We wrote 4 drafts, and no major changes were made, just normal sort of aspects that you add and remove to better the story. But the main character, Jon coming to the station to pick up his family and the horrible thing that happens in the stagecoach which sets off the events of the film, that was always there. The film is about revenge and the consequences of revenge, which is a very kind of classic western theme, and I wanted very much to do a classic western, the kind of western I loved when I was a kid but of course with a modern intake.



Being in a western seems to be something of a childhood dream for a lot of people. What was the atmosphere like on set?

There was a lot of interest from actors when we announced that we were doing a western and although we wrote the part for Mads, he had wanted to do a western for a while. So there was a lot of childish enjoyment, you know, horses, belts, boots, guns, everyone starts walking in a kind of different way, sometimes I couldn’t stop laughing. It was a lot of fun and because the story of course is quite dramatic and quite dark and I think when you make something that has a darker side to it, it’s quite important that you have a lighter spirit on set because everything can get, you know, so heavy. It was a very fun and unproblematic shoot actually and it could have been, of course we had problems like you have on all films, but in general it was very uncomplicated.
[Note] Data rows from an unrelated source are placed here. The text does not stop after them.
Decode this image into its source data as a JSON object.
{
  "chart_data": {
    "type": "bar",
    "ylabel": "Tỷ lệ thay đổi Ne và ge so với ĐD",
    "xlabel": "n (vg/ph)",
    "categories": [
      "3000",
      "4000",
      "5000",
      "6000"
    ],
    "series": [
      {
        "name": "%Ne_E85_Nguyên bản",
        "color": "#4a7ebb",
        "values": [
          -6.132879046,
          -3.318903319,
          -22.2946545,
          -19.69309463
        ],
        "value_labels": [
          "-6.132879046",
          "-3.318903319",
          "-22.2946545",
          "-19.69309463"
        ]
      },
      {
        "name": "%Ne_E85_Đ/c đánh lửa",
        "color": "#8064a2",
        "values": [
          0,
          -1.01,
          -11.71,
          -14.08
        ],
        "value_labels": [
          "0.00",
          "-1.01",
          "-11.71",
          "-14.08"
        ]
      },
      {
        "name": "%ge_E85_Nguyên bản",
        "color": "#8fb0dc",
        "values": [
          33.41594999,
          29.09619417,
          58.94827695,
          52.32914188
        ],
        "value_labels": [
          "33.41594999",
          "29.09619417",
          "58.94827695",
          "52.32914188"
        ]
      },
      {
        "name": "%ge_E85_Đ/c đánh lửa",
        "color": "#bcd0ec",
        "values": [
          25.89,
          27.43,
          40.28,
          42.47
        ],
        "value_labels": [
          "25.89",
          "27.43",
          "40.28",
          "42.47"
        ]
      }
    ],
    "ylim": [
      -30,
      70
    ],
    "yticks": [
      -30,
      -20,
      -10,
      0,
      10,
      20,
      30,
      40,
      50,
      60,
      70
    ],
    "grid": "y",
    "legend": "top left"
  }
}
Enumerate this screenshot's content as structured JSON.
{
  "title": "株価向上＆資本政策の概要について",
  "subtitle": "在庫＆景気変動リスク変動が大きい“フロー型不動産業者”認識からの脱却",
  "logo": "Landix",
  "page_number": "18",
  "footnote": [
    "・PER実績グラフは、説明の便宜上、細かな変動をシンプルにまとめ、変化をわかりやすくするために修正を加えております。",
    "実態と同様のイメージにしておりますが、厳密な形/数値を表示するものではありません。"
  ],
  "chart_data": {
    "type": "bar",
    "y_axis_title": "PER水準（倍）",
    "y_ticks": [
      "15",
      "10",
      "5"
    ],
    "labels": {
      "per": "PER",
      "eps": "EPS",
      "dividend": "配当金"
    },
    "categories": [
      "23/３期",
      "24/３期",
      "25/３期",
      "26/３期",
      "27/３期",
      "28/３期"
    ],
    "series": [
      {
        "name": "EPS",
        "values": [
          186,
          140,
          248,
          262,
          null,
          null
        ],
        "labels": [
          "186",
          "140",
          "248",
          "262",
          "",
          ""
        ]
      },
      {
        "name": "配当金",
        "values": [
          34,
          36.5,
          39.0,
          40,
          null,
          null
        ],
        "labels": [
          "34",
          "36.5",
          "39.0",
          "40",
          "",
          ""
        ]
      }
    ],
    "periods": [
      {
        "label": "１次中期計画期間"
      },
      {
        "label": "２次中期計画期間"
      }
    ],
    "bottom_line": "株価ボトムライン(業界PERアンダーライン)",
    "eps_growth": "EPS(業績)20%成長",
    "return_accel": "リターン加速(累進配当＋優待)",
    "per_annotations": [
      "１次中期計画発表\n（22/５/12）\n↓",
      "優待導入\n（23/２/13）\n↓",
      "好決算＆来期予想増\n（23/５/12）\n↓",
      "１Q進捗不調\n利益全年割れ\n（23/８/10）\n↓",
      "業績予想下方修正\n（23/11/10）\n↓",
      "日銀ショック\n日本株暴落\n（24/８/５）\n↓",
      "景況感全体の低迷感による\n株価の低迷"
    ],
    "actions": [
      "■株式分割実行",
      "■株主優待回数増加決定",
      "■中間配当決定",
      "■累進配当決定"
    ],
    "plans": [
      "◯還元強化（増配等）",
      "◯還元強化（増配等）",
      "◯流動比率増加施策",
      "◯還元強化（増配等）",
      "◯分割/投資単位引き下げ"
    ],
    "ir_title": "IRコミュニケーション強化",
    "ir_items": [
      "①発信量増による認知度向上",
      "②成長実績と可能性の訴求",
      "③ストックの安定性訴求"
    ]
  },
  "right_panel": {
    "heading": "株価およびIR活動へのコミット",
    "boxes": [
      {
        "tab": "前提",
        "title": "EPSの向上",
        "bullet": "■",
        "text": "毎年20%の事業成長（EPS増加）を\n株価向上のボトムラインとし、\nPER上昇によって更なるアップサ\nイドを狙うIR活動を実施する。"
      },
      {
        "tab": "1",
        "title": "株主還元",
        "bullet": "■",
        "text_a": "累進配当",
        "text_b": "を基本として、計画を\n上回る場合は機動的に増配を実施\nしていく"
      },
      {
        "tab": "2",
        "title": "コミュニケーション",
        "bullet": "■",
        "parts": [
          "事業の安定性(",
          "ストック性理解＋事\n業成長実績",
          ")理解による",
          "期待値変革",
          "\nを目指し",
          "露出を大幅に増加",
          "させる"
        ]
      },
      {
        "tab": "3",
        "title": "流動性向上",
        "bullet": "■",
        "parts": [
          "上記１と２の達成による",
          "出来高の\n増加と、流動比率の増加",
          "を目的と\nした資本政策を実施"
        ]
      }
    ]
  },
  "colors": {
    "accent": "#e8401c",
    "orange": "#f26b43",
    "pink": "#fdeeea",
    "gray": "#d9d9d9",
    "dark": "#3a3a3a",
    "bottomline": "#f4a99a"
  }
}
So westerns for a long time were considered a dead genre. What do you think has contributed to their resurgence?

But is it really a resurgence? In the 30s, 40s, 50s and 60s I think half of American films were westerns, and then something happened and they were largely gone. I see westerns as a someone gravely ill getting visited by different doctors every now and again who pump a bit of life into their veins, sometimes successfully, sometimes not. I’m not sure it’s really alive in the same sense as the old days of Hollywood because, say Warner Brothers would have their western town in the middle of the studio, and so would all the big studios, and there would be horses everywhere and in that sense it’s not really like that anymore. A lot of fans still remain though, of course doing this film you meet a lot of people who go ‘oh I love westerns,’ so they are happy that the genre still comes up now and then but it’s more like a sporadic genre nowadays. If we compare it to gangster films, which was the other genre of those times, you can see how and why that genre is still going strong. I think it probably has to do with the notion of the old west, the problems of that era seem quite far removed now, whilst we still have gangsters and mobs and crime present in society today so the interest is still there. I think it has to do with something like that.


So some of the greatest westerns ever made were created by European directors, and some from even further afield. Why do you think these directors have done so well in tackling the western genre?

I think there are many different answers for this. I think if you take the best example, which for me is probably Sergio Leone, he loved westerns but his earlier work were not great films about Greek Gods. But, you know, he found westerns and the genre was also very much myth and Clint Eastwood, Henry Fonda, Charles Bronson, they are all almost like gods in these films – the golden cardinal, the women bringing the water – it’s very mythical so I think he was attracted to that side of it, the epic storytelling. I think the other element, which was very much my way in to it, was that the ‘old west’ was actually where all the European immigrants went, the Poles, the Irish, the Germans, so actually the story of the west is very much also the story of Europe. That was my way to say I have a right to do a film about the west because it’s also my story, it’s a story of Denmark.